The last equation holds for all x values. If you plug in x=1 you get
a+b/2+c/3=0**

Solve the system of equations * and **. One parameter is arbitrary, find the others in terms of that parameter.

ehild

9. Sep 15, 2011

### arl146

i used HallsofIvy's method:

so the answer i got is (5/6)(x-1) - (2/3)(y+1) + (3/2)(z-1) = 0

is that right ?

10. Sep 15, 2011

### ehild

Does it contain the line x=2y=3z?

ehild

11. Sep 15, 2011

### arl146

how do i check that?

12. Sep 15, 2011

### ehild

That line goes through the origin. So x=0, y=0, z=0 has to be a point of the plane. Is it?

ehild

13. Sep 15, 2011

### arl146

...no

14. Sep 15, 2011

### ehild

Check that vector product. You have only a sign error.

ehild

15. Sep 15, 2011

### arl146

oh, ok i see what i did. i did the plane's vector thing cross the dir vector of the line but its the other way around. how would i know that on a test?

16. Sep 15, 2011

### HallsofIvy

Staff Emeritus
No, that was not your error. Doing cross product "the other way around" gives a vector pointing in the opposite direction but still perpendicular to the plane.
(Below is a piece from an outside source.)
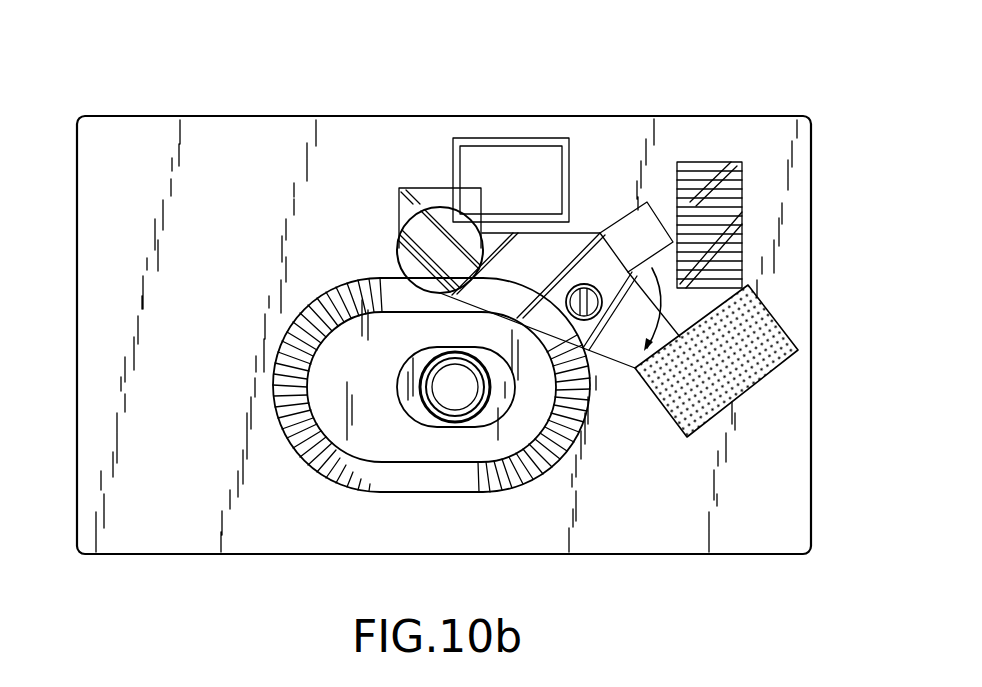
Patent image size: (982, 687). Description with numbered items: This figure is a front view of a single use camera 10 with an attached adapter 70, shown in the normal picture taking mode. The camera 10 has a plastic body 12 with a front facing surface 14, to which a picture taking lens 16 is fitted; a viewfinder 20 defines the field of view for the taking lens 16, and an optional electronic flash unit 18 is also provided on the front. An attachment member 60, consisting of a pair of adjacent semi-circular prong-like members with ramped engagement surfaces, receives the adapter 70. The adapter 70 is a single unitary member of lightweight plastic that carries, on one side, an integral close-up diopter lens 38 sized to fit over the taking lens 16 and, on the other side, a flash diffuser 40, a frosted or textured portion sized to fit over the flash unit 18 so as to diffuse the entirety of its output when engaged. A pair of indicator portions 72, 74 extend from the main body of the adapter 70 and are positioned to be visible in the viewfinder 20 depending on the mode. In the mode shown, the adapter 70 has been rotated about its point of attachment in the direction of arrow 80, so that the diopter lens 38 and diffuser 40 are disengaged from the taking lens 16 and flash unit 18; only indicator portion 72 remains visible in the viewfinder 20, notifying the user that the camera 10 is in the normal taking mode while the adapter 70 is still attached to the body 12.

That would be the same as multiplying the entire equation by -1: -a(x- 1)- b(y-1)- c(z-1)= 0 rather than a(x-1)+ b(x-1)+ c(x-1)= 0 but, in fact, they are the same equation.

Go ahead and do the cross product again. You have an error in the last component alone.

17. Sep 15, 2011

### ehild

The order does not matter when you get the normal vector. The negative of a normal vector is also a normal vector. There is one sign wrong in your equation: It should be
(5/6)(x-1) -(2/3)(y+1) - (3/2)(z-1) = 0.
And it would be nicer to write the equation in the standard form: ax+by+cz=d.

ehild

18. Sep 15, 2011

### arl146

Ohhhh I'm just dumb and did the cross product wrong. I got it now thanks!